I was a little bit hesitant - really, the only time someone I cared about romantically tried to get me to read his reading material was that period in my life where I was dating a guy who bought me a copy of the first Twilight book and had the entirety of the Sisterhood of the Traveling Pants books in his dorm. I think I may have more testosterone than he did, or maybe he simply lacked any brains. If he asked nicely, the Wizard likely could have given him a shitty diploma or something. But I digress.
Well, not at all unlike the ensuing relationship that has come out of the last relationship that I have become involved with, my experience with this book has also proven to be quite a positive experience.
It's fast-paced, incredibly wacky, ranging in humor from actually at times sweet, hardcore dark, and just bizarre. Taking a guess at what will happen next in the book is a fruitless exercise in futility, and it's better to come into the book with the attitude of a person looking to just enjoy the ride and to keep a keen eye out for the many many many Easter eggs that "Wong" has scattered throughout the book. A fun experience, with no lack on intelligent wit layered heavily on top of ACTUALLY laugh out loud moments, and with characters who stand out as living, breathing people with their own drives, emotions, and relationships while not delving too far out of bizarro, macabre humor with a dash of Cthulhu-like horror thrown in for great measure.

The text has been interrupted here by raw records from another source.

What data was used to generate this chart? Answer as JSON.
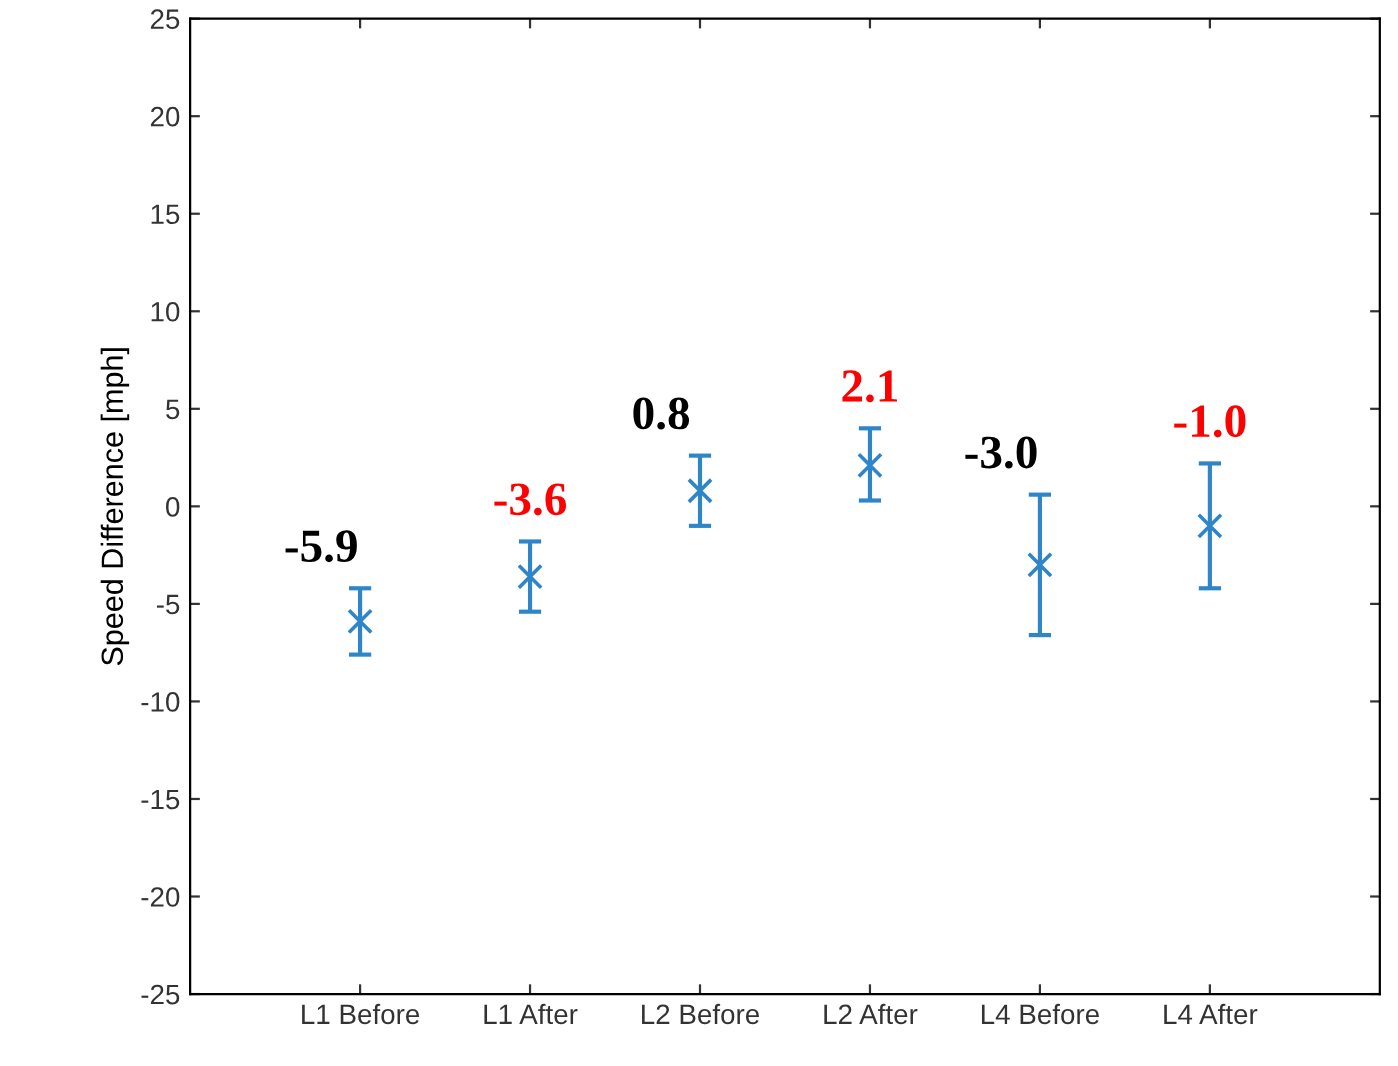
{
  "chart_data": {
    "type": "scatter",
    "ylabel": "Speed Difference [mph]",
    "categories": [
      "L1 Before",
      "L1 After",
      "L2 Before",
      "L2 After",
      "L4 Before",
      "L4 After"
    ],
    "values": [
      -5.9,
      -3.6,
      0.8,
      2.1,
      -3.0,
      -1.0
    ],
    "errors": [
      [
        -7.6,
        -4.2
      ],
      [
        -5.4,
        -1.8
      ],
      [
        -1.0,
        2.6
      ],
      [
        0.3,
        4.0
      ],
      [
        -6.6,
        0.6
      ],
      [
        -4.2,
        2.2
      ]
    ],
    "color": "#2e86c8",
    "marker": "cross",
    "value_labels": [
      "-5.9",
      "-3.6",
      "0.8",
      "2.1",
      "-3.0",
      "-1.0"
    ],
    "ylim": [
      -25,
      25
    ],
    "yticks": [
      -25,
      -20,
      -15,
      -10,
      -5,
      0,
      5,
      10,
      15,
      20,
      25
    ],
    "grid": false,
    "legend": false
  }
}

Basically, the television show Supernatural, if it was dosed in a cocktail of psycho-active drugs. In other words, awesome beyond all description. And, yes, in many instances, you may find yourself scratching your head in bemused confusion over what is happening and for what reason - but here's the kicker - that is fully intentional. This is a book that is meant to be read more than once, and read a little bit slowly, so as not to miss out on either the comedy or the cleverly hidden description that Wong has layered within the construct of the story. You should likely plan to have the best reading experience of this book by reading it while not reading other books at the same time, and reading it as much as in one go as possible.
So get slightly buzzed on your favorite mood-enhancer of choice, be it chocolate, tea, alcohol or whatever else, kick your feet up, and remember that you can always loan your copy out once you've finished reading it, so you don't have to fully explain what it was that made you burst out laughing hysterically whenever someone inquires about your strange reading behavior.

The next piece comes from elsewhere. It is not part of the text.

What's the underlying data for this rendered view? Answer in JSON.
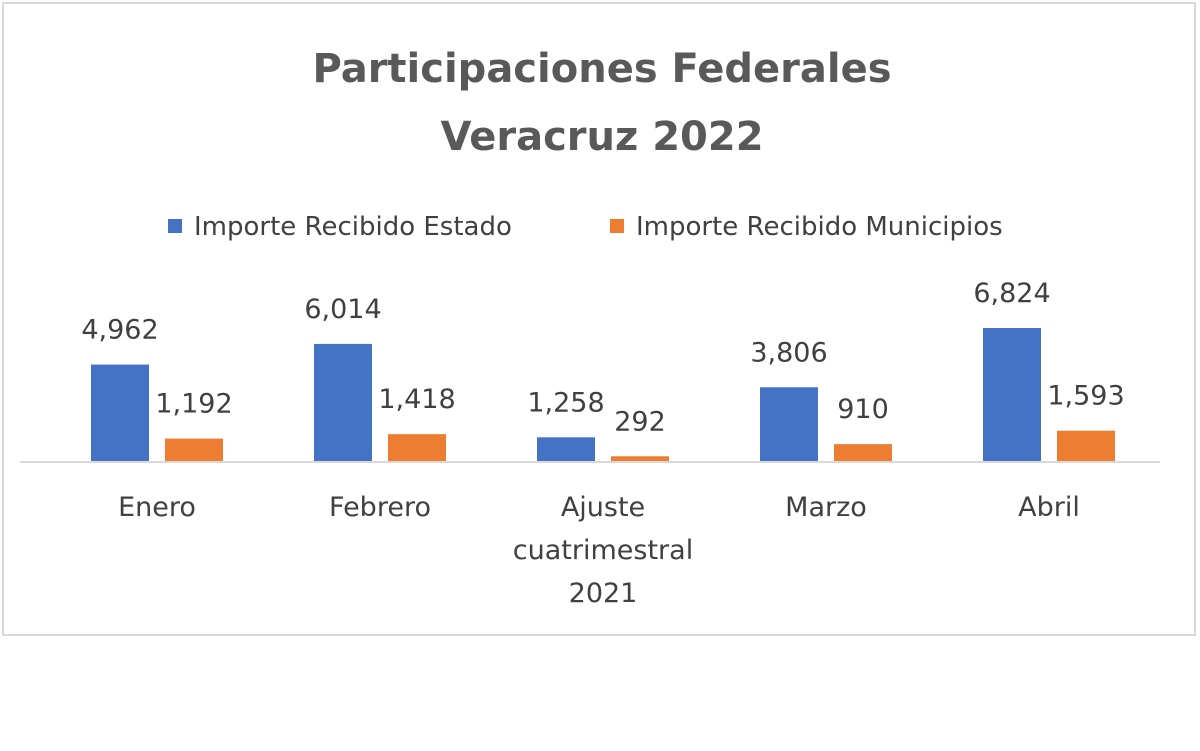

A word on the movie that was adapted from the book - if you're certain that you don't want to read this at some point, or you HAVE already read this, then by all means, go out and buy it. Don't rent it - although it has its flaws, which I will discuss in another post some other time in the future, and it is different in a good deal of respects from the book - I cringe to imagine how watching the adaptation must trample the fun of reading the book on a virgin run through. And, also, come on, David Wong wrote pure, chocolate-covered gold when he wrote this book - it would have been impossible to do much of any kind of justice to the original material, especially when it memeant the complete erasure of Big Jim from the script and the transformation of Molly the Car Driving Dog into "Bark Lee" - the movie simply isn't as much of an amazing experience as reading the book is. But by no means is it a "failure" - it is the same as if it had missed being on the Dean's List by making more B's than A's in its classes. Coming from a life long C student, this is better than I likely could have pulled off, so congratulations, guys.